The Nine Network announced today it has commissioned a mini-series about Kerry Packer’s World Series Cricket revolution.
In conjunction with Southern Star, the team behind the critically acclaimed mini-series Paper Giants, Nine will produce the two-part mini-series with production to commence in 2012.
Produced by John Edwards, the series will follow Kerry Packer’s extraordinary rise to become the most influential businessman in the history of Australian sport.
The mini-series tells how a young Kerry Packer took on the cricket establishment to set up a rebel competition with the world’s best players, who abandoned their loyalty to their national teams to join the breakaway competition. It will recount Packer’s court battles to get World Series Cricket up and running, the secret player signings, and the way he got around the ban on using Australia’s hallowed Test arenas.
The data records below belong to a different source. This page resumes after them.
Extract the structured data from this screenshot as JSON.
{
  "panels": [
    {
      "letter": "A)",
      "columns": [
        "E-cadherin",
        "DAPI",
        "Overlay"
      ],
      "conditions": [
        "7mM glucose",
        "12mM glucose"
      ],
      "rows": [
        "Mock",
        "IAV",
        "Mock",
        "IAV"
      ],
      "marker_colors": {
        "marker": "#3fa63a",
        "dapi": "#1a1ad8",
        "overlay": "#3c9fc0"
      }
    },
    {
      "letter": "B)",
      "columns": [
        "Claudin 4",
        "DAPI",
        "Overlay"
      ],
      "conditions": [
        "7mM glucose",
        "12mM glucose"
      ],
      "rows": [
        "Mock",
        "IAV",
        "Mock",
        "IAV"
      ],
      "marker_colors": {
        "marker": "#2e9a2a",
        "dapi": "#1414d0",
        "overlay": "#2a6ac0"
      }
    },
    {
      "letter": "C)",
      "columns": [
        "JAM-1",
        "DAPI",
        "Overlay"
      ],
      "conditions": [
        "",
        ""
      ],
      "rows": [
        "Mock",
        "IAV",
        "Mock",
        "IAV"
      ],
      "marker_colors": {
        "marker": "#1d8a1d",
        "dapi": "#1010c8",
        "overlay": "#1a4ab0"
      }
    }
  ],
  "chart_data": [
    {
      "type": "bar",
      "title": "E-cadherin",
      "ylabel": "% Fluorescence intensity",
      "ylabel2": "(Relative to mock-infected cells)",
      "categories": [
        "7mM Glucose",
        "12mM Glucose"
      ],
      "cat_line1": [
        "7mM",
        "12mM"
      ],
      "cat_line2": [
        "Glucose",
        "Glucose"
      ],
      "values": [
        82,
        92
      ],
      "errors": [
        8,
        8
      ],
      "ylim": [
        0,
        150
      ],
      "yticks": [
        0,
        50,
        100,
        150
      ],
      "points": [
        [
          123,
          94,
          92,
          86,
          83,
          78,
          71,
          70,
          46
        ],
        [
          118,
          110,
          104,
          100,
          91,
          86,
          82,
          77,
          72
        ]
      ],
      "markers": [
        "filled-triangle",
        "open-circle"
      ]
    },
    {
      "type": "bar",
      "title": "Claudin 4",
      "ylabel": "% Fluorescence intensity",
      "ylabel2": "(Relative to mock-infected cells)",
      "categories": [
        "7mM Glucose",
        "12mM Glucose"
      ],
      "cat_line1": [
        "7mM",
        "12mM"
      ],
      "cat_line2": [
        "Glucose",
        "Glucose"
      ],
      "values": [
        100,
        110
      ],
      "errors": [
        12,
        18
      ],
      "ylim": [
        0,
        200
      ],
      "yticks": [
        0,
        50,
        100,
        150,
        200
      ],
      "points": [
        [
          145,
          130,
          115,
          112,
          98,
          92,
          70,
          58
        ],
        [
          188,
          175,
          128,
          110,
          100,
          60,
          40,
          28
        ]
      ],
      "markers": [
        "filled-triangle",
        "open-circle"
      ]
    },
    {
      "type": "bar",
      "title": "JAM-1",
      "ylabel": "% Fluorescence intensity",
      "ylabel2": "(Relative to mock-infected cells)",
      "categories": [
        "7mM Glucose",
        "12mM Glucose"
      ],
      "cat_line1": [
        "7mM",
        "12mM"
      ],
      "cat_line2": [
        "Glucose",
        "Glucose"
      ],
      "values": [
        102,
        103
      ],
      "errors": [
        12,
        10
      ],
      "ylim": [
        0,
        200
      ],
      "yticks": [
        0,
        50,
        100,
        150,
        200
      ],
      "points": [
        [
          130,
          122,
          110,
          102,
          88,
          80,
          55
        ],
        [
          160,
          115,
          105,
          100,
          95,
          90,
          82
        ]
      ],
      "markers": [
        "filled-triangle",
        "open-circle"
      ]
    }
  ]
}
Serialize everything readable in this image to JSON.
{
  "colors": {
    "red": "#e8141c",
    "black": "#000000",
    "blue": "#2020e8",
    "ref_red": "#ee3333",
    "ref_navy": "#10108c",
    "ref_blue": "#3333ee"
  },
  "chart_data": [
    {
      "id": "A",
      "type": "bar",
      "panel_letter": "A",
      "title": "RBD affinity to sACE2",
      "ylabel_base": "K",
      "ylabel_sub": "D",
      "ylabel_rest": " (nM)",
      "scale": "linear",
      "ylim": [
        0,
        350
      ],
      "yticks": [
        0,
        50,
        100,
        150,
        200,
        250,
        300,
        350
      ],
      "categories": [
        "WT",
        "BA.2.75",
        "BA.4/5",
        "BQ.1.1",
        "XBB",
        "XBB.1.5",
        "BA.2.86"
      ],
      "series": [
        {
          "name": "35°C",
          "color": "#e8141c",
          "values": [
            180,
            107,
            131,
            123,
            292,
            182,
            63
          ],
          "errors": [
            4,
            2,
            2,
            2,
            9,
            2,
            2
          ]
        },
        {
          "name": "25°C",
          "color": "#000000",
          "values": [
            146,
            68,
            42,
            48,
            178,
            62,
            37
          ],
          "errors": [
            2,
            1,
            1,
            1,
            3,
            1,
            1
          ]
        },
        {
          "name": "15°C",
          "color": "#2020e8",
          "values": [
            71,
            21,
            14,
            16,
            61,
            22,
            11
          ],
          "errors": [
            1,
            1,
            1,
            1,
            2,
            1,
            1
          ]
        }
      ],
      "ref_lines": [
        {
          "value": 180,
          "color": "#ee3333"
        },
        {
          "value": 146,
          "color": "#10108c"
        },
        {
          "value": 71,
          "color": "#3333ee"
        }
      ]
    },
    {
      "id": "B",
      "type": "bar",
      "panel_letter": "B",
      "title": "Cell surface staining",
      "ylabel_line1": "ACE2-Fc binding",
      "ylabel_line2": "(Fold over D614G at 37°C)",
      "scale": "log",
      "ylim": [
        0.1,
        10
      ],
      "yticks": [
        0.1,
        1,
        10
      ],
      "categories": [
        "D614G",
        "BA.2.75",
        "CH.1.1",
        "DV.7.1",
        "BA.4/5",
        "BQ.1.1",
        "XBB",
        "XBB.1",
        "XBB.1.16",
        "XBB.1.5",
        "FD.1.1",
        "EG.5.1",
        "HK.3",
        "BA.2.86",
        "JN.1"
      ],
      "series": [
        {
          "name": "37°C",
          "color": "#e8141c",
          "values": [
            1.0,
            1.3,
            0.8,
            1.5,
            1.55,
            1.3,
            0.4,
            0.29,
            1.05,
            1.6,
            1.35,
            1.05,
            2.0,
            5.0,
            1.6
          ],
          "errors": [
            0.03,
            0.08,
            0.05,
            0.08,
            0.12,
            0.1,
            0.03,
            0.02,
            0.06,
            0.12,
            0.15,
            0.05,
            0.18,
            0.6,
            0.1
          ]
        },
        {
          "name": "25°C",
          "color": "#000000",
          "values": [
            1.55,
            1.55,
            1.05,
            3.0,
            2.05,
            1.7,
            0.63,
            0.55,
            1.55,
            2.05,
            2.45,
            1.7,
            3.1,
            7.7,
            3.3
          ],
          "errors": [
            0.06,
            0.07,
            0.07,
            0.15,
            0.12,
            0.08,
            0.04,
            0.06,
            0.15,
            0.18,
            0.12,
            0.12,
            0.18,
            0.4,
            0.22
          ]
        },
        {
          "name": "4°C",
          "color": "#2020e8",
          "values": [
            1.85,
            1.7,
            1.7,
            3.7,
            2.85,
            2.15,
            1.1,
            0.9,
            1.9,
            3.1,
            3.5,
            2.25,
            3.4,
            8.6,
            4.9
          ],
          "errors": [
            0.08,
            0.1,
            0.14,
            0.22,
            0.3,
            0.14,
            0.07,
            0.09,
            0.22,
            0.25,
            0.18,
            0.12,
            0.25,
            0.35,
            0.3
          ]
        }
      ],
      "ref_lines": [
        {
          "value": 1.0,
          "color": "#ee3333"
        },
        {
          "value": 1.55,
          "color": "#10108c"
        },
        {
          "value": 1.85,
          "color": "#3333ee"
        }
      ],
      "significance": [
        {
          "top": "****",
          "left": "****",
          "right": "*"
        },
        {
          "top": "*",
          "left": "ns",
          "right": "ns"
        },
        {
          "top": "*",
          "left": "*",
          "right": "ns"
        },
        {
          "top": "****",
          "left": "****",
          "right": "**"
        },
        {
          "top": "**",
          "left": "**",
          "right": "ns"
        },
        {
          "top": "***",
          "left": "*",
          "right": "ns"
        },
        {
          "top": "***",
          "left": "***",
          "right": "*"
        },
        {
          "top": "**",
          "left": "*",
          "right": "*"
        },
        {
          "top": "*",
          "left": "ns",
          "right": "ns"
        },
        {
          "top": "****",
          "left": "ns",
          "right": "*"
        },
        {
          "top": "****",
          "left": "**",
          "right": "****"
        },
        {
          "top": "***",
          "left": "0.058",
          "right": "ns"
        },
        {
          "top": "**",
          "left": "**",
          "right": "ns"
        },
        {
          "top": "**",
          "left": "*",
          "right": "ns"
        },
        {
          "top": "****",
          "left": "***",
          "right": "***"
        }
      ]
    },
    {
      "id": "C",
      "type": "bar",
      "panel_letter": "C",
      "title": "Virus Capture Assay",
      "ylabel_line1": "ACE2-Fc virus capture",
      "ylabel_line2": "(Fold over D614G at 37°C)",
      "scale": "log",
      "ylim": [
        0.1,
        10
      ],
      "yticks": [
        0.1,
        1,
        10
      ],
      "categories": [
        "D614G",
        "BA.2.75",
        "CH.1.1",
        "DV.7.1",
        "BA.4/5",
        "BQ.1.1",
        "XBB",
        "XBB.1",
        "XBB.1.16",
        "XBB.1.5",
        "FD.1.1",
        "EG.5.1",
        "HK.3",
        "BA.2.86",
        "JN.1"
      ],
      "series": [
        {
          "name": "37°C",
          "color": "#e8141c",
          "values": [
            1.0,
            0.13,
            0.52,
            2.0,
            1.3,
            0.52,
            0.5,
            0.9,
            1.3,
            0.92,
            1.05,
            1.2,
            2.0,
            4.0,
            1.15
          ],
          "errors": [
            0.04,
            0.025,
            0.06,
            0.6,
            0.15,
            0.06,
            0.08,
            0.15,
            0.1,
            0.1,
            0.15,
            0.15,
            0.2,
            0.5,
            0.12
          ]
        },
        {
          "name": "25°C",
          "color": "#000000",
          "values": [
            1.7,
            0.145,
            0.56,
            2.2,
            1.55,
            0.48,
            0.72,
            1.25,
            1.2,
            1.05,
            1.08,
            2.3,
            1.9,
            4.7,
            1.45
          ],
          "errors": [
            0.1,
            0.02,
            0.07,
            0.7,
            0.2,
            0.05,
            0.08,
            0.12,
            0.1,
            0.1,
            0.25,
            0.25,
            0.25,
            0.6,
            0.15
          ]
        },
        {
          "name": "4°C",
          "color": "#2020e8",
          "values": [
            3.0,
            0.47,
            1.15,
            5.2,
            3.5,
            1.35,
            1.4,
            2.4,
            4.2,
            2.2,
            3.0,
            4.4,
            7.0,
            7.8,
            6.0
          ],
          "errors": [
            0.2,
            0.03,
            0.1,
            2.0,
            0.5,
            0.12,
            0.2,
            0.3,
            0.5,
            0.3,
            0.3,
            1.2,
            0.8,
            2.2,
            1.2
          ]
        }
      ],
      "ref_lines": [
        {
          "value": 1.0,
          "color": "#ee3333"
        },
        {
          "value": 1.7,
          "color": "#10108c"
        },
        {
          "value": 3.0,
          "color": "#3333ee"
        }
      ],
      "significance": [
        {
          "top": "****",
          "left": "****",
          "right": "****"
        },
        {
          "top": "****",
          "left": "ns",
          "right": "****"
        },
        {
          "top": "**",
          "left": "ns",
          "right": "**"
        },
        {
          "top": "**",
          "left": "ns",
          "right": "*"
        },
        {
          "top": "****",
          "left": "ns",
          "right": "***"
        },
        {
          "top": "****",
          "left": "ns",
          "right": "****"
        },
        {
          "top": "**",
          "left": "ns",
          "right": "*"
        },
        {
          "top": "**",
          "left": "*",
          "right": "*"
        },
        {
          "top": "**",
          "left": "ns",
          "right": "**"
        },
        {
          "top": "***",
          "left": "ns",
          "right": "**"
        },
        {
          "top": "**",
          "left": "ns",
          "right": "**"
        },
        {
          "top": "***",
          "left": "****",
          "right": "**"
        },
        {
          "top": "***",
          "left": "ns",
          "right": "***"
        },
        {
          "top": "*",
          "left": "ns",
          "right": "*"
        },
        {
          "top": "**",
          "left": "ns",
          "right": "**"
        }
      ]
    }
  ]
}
Despite poor crowds and low television ratings at first, a brave new world of sports broadcasting had begun, ushering in the era of one-day cricket played under lights.
Day-night cricket was Packer’s masterstroke and the war swung dramatically in his favour on November 28, 1978, when the first day-night match on a traditional cricket ground was played at the SCG between the WSC Australian and West Indian teams to a near-capacity crowd.
Packer was now one of the most influential figures in the history of the sport. He revolutionised player payments, eventually swung the cricket establishment behind him, and put one-day cricket on the map forever.